Better selling was seen for construction company Yuksel Insaat AS's 9½% notes due 2015, which priced at 98.069 to yield 10% with bookrunners BNP Paribas and Standard Chartered.

The notes traded Thursday at 95.75 bid, 96.50 offered.

Russian banks perform

In other trading, Russia's banks had a solid day, a market source said.

"Russian banks were supported quite well today, despite the thin market ahead of the royal wedding tomorrow," he said.

Alfa Bank's 2021 notes saw interest from the retail side. The bonds priced April 19 at par to yield 7¾% with leads Goldman Sachs, UBS and Alfa Bank. On Thursday, the notes were trading at 101.062 bid, 101.312 offered.

And the 6.2% notes due 2014 from lender OJSC Promsvyazbank, which priced at par on April 15, were seen at 100.20 bid, 100.70 offered on Thursday.

LatAm sees demand

Several Latin American issuers benefitted from investors' desire to accumulate risk, including Venezuela and recent laggard Peru.

"Peru has been an underperformer for a number of weeks here," Alvarez said. "We have a sort of strong headwind coming from the political environment and the presidential run-off."

In terms of issuance from Latin American sovereigns, the scene was fairly quiet on Thursday.

"The new issue calendar has taken a bit of a breather," a New York-based trader said. "Spreads were unable to hold on to yesterday's tightening but the tone was still firm overall."

Said Alvarez: "There's been a very moderate size of issuance here for Latin America. There's not much pressure to issue due to the fact that the fiscal backdrop, for the most part across the region, looks relatively supportive of overall finances.

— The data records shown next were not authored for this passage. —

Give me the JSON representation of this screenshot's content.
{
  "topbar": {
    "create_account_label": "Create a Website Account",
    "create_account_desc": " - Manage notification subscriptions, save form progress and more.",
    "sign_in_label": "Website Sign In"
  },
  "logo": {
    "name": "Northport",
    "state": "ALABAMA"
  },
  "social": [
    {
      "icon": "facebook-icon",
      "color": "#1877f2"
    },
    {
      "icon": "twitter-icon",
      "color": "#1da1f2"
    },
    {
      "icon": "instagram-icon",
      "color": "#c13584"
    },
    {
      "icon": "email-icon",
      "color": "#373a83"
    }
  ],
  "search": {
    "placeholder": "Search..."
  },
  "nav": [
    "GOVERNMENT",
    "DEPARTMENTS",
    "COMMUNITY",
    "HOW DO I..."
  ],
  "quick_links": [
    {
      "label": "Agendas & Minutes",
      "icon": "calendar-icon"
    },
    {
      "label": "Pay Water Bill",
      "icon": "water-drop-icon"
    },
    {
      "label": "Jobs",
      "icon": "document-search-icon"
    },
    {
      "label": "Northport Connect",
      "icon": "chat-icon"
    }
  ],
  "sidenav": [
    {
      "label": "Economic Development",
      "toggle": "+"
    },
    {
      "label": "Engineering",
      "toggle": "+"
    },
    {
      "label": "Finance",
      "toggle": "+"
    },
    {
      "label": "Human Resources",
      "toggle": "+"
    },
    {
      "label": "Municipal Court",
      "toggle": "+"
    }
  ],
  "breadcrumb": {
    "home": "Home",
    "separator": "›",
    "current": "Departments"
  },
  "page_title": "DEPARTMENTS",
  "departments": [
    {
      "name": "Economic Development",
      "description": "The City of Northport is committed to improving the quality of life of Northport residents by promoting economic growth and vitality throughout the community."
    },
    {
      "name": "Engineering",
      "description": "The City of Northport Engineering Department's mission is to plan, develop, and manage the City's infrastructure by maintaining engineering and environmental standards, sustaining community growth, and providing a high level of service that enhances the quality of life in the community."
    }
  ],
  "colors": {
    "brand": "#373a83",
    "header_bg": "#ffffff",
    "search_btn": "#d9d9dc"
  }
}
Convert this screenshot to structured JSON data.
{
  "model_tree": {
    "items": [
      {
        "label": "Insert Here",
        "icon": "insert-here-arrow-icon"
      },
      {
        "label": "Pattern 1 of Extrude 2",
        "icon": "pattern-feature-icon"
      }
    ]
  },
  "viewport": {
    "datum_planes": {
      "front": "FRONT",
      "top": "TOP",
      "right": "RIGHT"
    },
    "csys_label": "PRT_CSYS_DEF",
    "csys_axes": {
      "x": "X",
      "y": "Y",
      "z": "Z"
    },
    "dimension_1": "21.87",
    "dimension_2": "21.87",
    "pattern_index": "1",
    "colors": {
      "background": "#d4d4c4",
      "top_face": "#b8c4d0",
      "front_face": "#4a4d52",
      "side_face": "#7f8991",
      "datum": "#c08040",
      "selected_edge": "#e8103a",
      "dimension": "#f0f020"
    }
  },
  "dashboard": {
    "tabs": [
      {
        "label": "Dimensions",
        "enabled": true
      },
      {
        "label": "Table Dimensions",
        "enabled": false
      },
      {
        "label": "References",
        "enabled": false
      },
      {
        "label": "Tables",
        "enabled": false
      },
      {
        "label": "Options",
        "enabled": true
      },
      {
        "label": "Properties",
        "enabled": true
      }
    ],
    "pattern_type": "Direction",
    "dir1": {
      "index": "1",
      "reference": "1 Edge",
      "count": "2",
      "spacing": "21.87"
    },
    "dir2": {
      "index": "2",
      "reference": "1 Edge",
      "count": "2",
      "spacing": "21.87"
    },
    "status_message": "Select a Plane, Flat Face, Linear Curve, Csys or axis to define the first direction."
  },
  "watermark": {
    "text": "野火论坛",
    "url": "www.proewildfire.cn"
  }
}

So while we have fiscal numbers that are relatively positive, there's less of a push or an obligation to issue."

In trading, the 2021 5¾% notes from Brazil-based petrochemical company Braskem SA that priced April 6 at 98.14 to yield 6% bounced back.

"They've made a nice comeback," the trader said. "They are almost back to their issue spread after trading as wide as 257 back on April 12."

Hana Bank, Galicia sell notes

In its new deal, South Korea-based lender Hana Bank sold $500 million 4% 5.5-year notes at 99.439 to yield 4.115%, or Treasuries plus 205 bps, a market source said.

Barclays Capital, Citigroup, Hana Daetoo Securities, HSBC and Standard Chartered were the bookrunners for the Rule 144A and Regulation S offering.

A similar issue of notes - which had been whispered at the Treasuries plus low 200 bps area - was postponed earlier this month due to market conditions.

The day also saw Argentina's Banco de Galicia y Buenos Aires sell $300 million notes due 2018 at par to yield 8¾%, a market source said.

The notes priced below talk, which was set at 8 7/8%.

UBS and Deutsche Bank were the bookrunners for the notes, which are non-callable for three years.

Proceeds will be used for general corporate purposes.